Asset finance and leasing seems increasingly to be regarded as the way of accessing capital to acquire the latest technology, which in turn improves patient outcomes, potentially increases patient throughput rates, drives down the overall cost per patient, avoids more-costly procedures, embraces TCO, avoids technological obsolescence and frees liquidity for immediate frontline needs.

This is not just the opinion of the finance or technology industries – it is backed by independent fact based research. One has to look no further than the relevant NHS Supply Chain webpage that succinctly lays out the benefits of leasing. Its exact words are: “At the end of the lease, the leasing company will take the asset back with no disposal costs. If you need to upgrade or replace the equipment, you can simply make an adjustment to your regular payment rather than invest a lump sum upfront, dependent upon interest rates. You do not have to pay the full cost of the asset up front.

“Leasing allows you to have the best-quality products on the market. You have access to a higher standard of equipment which might be too expensive to buy outright. You pay for the asset over the fixed period of time that you use it and the leasing company can usually get better deals on price and will have indepth product knowledge.”
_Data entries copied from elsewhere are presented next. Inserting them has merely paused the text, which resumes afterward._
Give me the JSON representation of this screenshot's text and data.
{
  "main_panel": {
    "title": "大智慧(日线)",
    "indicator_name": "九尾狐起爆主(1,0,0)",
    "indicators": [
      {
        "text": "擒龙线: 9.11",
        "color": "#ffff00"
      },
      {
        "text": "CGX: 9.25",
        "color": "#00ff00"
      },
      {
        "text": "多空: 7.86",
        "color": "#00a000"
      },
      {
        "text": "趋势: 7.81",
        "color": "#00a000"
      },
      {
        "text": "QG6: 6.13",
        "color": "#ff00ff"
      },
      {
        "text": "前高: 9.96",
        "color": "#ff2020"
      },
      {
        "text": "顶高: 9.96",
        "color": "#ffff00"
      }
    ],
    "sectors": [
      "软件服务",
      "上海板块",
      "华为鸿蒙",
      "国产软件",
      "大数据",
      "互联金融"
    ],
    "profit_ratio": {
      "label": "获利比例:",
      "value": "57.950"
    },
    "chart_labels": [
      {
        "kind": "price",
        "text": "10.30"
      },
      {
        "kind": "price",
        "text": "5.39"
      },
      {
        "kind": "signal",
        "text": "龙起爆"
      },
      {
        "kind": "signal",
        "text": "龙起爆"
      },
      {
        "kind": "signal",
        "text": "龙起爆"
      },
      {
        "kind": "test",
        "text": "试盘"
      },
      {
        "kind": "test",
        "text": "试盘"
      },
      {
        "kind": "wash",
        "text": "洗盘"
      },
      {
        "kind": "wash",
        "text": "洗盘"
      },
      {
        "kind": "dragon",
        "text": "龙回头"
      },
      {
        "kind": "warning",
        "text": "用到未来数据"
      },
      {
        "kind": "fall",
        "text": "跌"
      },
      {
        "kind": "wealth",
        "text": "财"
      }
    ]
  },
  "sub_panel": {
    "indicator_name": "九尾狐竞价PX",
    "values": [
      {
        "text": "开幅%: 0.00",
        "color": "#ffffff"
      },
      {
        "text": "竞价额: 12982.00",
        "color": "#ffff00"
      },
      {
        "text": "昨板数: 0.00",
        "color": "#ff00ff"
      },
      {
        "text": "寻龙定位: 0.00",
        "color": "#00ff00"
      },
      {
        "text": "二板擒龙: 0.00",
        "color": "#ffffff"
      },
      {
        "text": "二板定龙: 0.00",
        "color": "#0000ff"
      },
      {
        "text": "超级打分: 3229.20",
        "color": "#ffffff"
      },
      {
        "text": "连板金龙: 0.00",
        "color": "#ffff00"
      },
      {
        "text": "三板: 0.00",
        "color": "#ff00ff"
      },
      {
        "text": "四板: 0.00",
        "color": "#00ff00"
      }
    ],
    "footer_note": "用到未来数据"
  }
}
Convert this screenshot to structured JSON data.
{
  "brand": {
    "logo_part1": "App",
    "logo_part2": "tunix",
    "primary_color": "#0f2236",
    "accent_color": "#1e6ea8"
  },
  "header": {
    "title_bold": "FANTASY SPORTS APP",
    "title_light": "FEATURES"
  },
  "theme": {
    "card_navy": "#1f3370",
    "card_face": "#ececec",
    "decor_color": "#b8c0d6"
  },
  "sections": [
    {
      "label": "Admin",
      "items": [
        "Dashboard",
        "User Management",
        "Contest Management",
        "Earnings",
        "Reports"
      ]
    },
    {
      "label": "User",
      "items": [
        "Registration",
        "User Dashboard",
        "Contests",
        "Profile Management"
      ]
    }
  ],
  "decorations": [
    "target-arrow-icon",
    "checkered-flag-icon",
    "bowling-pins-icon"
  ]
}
Outdated equipment could undermine the service standards and positive health outcomes that a hospital can deliver, with the risk that under the new commissioning structure GPs choose to send their patients elsewhere

An increasing emphasis on longer-term planning in procurement is also apparent in the new NHS. For instance, the Department of Health initiative NHS Procurement: Raising our Game, published in May 2012, was publicly welcomed by NHS Supply Chain, particularly because one of its aims is to facilitate multi-year procurement agreements, thereby taking a longer-term view of strategic technology investments, as well as allowing NHS Supply Chain to better leverage volume demand on behalf of its constituents.

To sum up, the NHS is being financially pressured to deliver more outputs without a commensurate increase in more resources, even while its new structural changes are imposing potential new volatility resulting from the CCGs’ freedom to commission services anywhere. The possible penalty for not offering top-quality services through non-investment in technology, have therefore just been ratcheted up. Moreover, this is against a background where trusts that have deferred technology investments as they struggle with efficiency targets, risk falling into the technological obsolescence trap and, as a result, see procedures being commissioned elsewhere.

All this seems to have encouraged an increasing range of trusts to turn to asset finance and leasing to acquire up-to-date medical technology under the key first principle of Best Value. Interestingly, asset finance and leasing is the preferred option of their private healthcare counterparts, who have no other alternative but to invest their capital in the most-efficient way possible. Moreover, the system is structured to be totally transparent in that the lease finance is tendered separately from the technology tender. It is hard to see therefore why the NHS’s uptake of lease finance will not grow still further.